Every six hours, twice a day–give or take a few minutes, depending on the tidal charts–the Bay of Fundy empties into the Atlantic Ocean,
and exposes the ocean floor.
When the tide rolls out,
the effect at the harbor is dramatic enough to leave fishing vessels resting on their laurels.
And peculiar things happen on the Saint John River…
on its way to the Bay of Fundy.
When the Saint John River drains into the Bay of Fundy at the Reversing Falls Bridge…
it triggers a phenomena seen nowhere else: water being pushed up the channel to create an inverted waterfall.
At its highest, the Bay of Fundy’s tide reaches 56 ft.–equivalent to a 5-story building…or boat.
But when the bay recedes, what’s revealed is often surprising and stunning.

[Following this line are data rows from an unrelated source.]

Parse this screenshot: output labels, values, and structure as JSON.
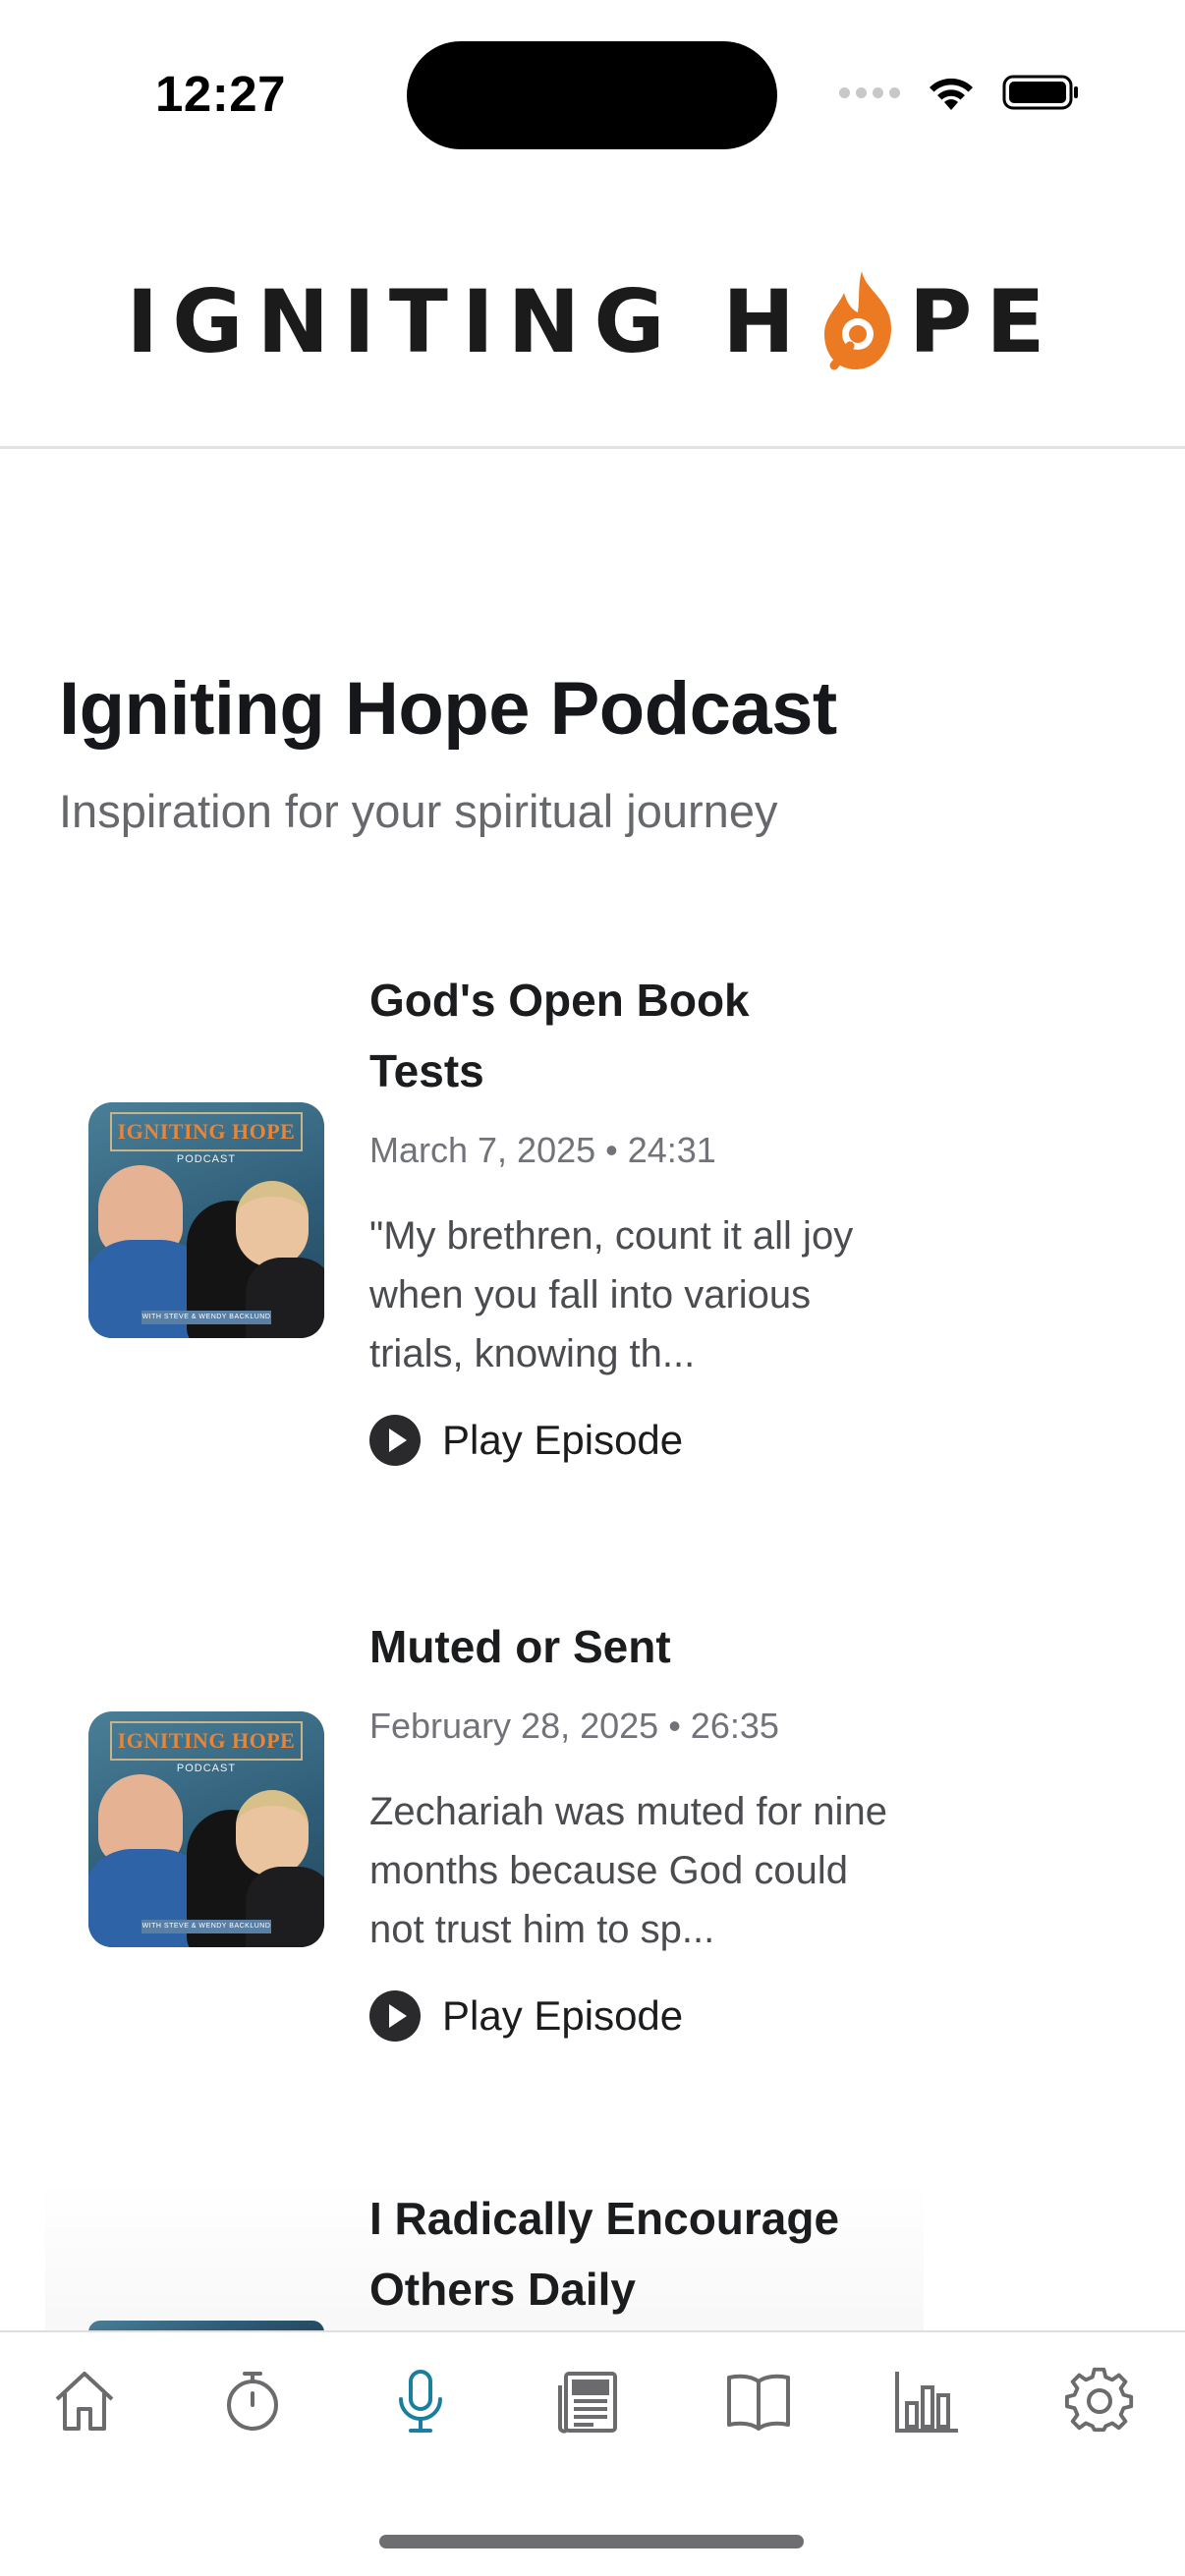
{
  "status_bar": {
    "time": "12:27"
  },
  "header": {
    "logo_text_left": "IGNITING H",
    "logo_text_right": "PE"
  },
  "page": {
    "title": "Igniting Hope Podcast",
    "subtitle": "Inspiration for your spiritual journey"
  },
  "episodes": [
    {
      "title": "God's Open Book Tests",
      "meta": "March 7, 2025 • 24:31",
      "description": "\"My brethren, count it all joy when you fall into various trials, knowing th...",
      "play_label": "Play Episode"
    },
    {
      "title": "Muted or Sent",
      "meta": "February 28, 2025 • 26:35",
      "description": "Zechariah was muted for nine months because God could not trust him to sp...",
      "play_label": "Play Episode"
    },
    {
      "title": "I Radically Encourage Others Daily"
    }
  ],
  "thumbnail": {
    "banner": "IGNITING HOPE",
    "sub": "PODCAST",
    "footer": "WITH STEVE & WENDY BACKLUND"
  },
  "tabbar": {
    "items": [
      {
        "icon": "home-icon"
      },
      {
        "icon": "timer-icon"
      },
      {
        "icon": "microphone-icon",
        "active": true
      },
      {
        "icon": "newspaper-icon"
      },
      {
        "icon": "book-icon"
      },
      {
        "icon": "bar-chart-icon"
      },
      {
        "icon": "gear-icon"
      }
    ]
  },
  "colors": {
    "accent": "#1a7e9e",
    "logo_orange": "#ec7a22",
    "text": "#1b1c1e",
    "muted": "#66686c"
  }
}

Consider the rocky reef at Cape Enrage,
which supports a pop-up sculpture park…
overseen by the Cape Enrage Lighthouse–still protecting New Brunswick’s coastline since 1870.
However, there’s a different phenomena to behold during low tide at Hopewell Rocks Provincial Park,
that’s absolutely enchanting.
Tidal erosion has sculpted these magnificent cliff remnants into distinctive shapes, with sizes ranging from 40 to 70 feet high.
Scientists have nicknamed these formations Flowerpot Rocks for obvious reasons.
The cape is vast,
with so much to explore,
but time for roaming the ocean floor is strictly regulated, and closely monitored by security,
lest a tourist get pinned to the rocks by the surging tide,
and get swept away by unexpected beauty.